General Status: any content that you get from other systems may include images or references to content held on external servers, whether CDA, HTML, HL7 v2, or even PDF. If you are careless with the way you present the view, significant information might leak to the external server, up to and including the users password, or a system level authorization token, or the user’s identity. And no matter how careful you are, you cannot prevent some information leaking to the server - the users network address, and the URL of the image/reference. A malicious system could use this to track the use of the document it authored - but on the other hand, this may also be appropriate behaviour.

So what can you do?

  • Never put authentication information in the URL that is used to initiate display of clinical information (e.g. internally as a application library)
  • Never let the display library make the network call automatically - make the request in the application directly, and control the information that goes onto the wire explicitly
  • If the user clicks an external link, make it come up in their standard browser (using the ShellExec on windows or equivalent), so whatever happens doesn’t happen where the code has access to the clinical systems
  • The user should be warned about the difference between known safe and unknown content - but be careful, don’t nag them (as the legal people will want, every time; but soon the users click the warning by reflex, and won’t even know what it says)

Final note: this is being marketed as a CDA exploit. But it’s an exploit related to the ubiquity of HTML and controls, and it’s going to be more and more common…

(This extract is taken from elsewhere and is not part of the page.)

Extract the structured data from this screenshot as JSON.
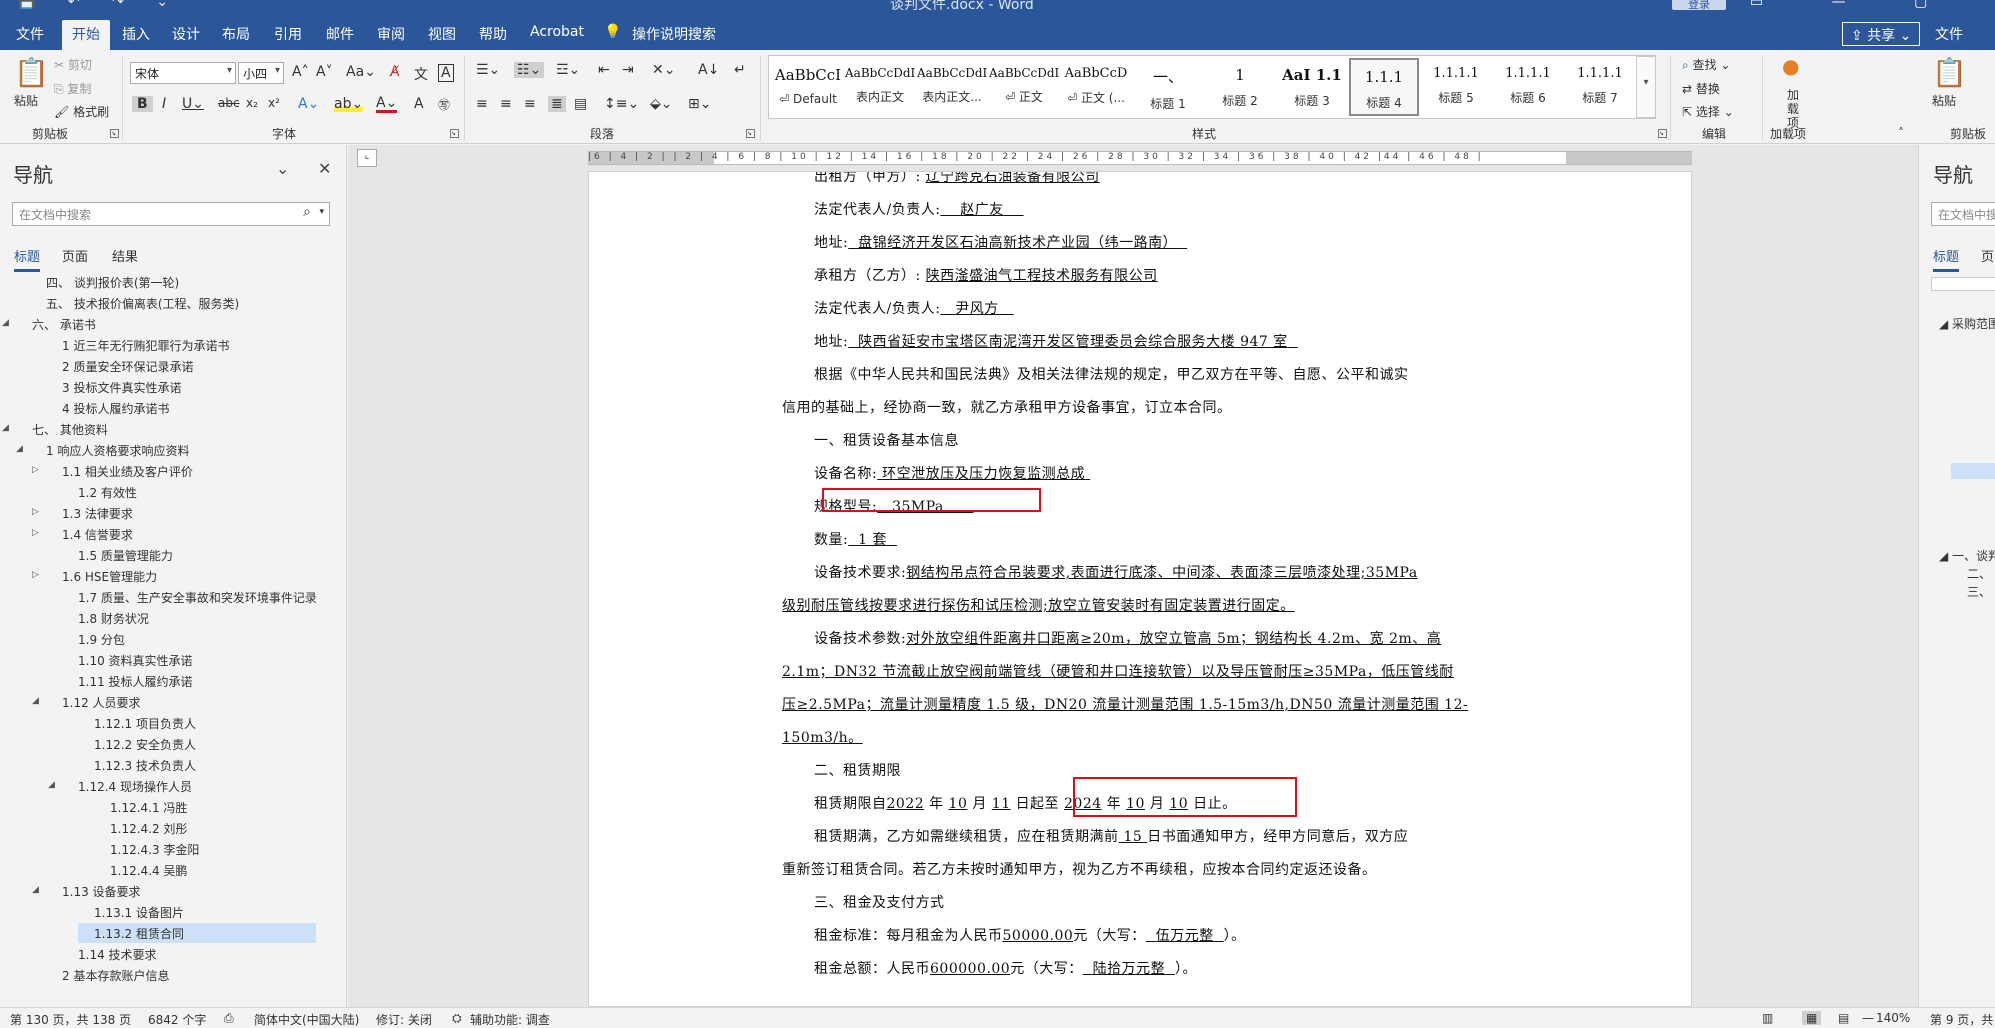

Update - General mitigating / risk minimization approaches

John Moehrke points out that there’s a series of general foundations that all applications should be using, which mitigate the likelihood of problems, and or the damage that can be caused.

Authentication

Always know who the other party (parties) your code is communicating with, establish the identity well, and ensure communications with them are secure. If the party is a user using the application directly, then securing communications to them isn’t hard - then the focus is on login. But my experience is that systems overlook authenticating other systems that they communicate with, even if they encrypt the communications - which makes the encryption largely wasted (see “man in the middle”). Authenticating your trading partners properly makes it much harder to introduce malicious content (and is the foundation on which the PCEHR responses above rest on). Note, though, the steady drum of media complaints about the administrative consequences of properly authenticating the systems the PCEHR interacts with - properly authenticating systems is an administrative burden, which is why it’s often not done.

Authorization

A fundamental part of application design is properly managed authorization, and to do so throughout the application. For instance, don’t assume that you can enforce all proper access control by managing what widgets are visible or enabled in the UI; eventually additional paths to execute functionality will need to be provided, in order to support some kind of workflow integration/management. Making the privileges explicit in operational code is much safer. And means that rogue code running the UI context doesn’t have unrestricted access to the system (though a hard break like between client/server is required to really make that work)

Audit logging

Log everything. With good metadata. Then, when there is belief that the system is penetrated, you can actually know whether it is or not. Make sure that the security on the system logs is particularly strong (no point keeping them, but making it easy for the malicious code to delete them). If nothing else, this will help trace an attacker, and prevent them from making the same attack again because no one can figure out what they did

Note: none of this is healthcare specific. It’s all just standard application design, but my experience is that a lot of systems in healthcare aren’t particularly armored against assault because it just doesn’t happen much. But it’s still a real concern.